Pria yang akrab disapa Cak Imin tersebut menegaskan, meski anggaran terbatas, dia meminta agar semua pihak tak khawatir karena program tersebut masih dalam tahap simulasi.
"Ya tentu semua kan masih proses simulasi. Uji coba simulasi sampai akhir tahun (2024) sampai pelaksanaan pada Januari (2025) dimulai," Ujar Cak Imin, 2/12/2024.
Lebih lanjut, Cak Imin menegaskan bahwa pemerintah tak ingin gegabah dalam menjalankan program tersebut, dengan tujuan untuk memastikan setiap sajian memiliki kandungan gizi yang cukup meski dengan dana yang terbatas.
"Itu tentu hasil hitungan yang saya kira tidak gegabah.
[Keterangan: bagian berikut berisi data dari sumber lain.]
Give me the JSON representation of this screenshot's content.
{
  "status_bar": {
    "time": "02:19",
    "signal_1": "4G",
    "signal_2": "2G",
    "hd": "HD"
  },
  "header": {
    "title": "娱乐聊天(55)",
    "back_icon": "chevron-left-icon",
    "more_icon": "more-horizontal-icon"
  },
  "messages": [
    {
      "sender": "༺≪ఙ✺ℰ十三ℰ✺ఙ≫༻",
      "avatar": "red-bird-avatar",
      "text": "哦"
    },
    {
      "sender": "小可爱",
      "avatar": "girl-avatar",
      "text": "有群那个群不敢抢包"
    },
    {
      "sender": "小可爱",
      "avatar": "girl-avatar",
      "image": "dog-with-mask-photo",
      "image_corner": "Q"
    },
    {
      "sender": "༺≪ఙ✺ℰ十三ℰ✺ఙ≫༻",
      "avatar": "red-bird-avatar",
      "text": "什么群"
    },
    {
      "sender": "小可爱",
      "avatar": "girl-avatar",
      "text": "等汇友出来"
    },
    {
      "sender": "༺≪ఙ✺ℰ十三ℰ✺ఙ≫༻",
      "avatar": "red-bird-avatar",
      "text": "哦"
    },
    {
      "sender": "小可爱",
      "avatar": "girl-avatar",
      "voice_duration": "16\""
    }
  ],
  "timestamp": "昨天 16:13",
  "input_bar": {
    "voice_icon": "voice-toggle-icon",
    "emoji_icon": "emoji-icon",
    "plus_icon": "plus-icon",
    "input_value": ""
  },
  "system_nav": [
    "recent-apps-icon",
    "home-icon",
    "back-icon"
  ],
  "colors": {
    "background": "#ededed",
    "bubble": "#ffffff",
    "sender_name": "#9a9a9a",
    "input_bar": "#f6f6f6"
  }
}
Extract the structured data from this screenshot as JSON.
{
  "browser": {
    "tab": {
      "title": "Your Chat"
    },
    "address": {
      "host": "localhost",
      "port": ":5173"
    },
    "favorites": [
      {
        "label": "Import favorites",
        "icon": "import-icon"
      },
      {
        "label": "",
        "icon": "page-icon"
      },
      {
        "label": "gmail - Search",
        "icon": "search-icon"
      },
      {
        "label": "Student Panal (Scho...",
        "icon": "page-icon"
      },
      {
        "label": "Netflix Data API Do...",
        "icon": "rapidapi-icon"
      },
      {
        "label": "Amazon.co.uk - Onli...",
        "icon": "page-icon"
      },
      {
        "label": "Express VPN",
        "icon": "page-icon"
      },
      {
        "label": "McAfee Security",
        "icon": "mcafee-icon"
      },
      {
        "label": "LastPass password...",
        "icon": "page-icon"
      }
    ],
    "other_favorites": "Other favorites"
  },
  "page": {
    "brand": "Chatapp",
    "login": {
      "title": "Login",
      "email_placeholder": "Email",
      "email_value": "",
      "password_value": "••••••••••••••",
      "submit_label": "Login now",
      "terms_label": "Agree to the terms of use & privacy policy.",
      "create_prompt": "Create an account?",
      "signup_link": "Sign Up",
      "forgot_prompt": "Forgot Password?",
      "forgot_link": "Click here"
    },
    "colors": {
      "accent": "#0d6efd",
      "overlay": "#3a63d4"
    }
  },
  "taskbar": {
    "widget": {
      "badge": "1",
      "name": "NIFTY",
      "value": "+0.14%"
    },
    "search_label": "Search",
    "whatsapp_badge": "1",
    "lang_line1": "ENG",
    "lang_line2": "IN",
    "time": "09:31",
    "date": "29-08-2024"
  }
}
Pasti ada aspek aspek minimum dari kebutuhan gizi itu yang harus masuk," Tandasnya.
Sebelumnya, Ketua Fraksi PKB DPR RI menyarankan agar perempuan dilibatkan mulai dari perencanaan hingga pelaksanaan program makan bergizi gratis. Usulan ini muncul seiring dengan adanya pengurangan anggaran program menjadi Rp 10 Ribu per porsi.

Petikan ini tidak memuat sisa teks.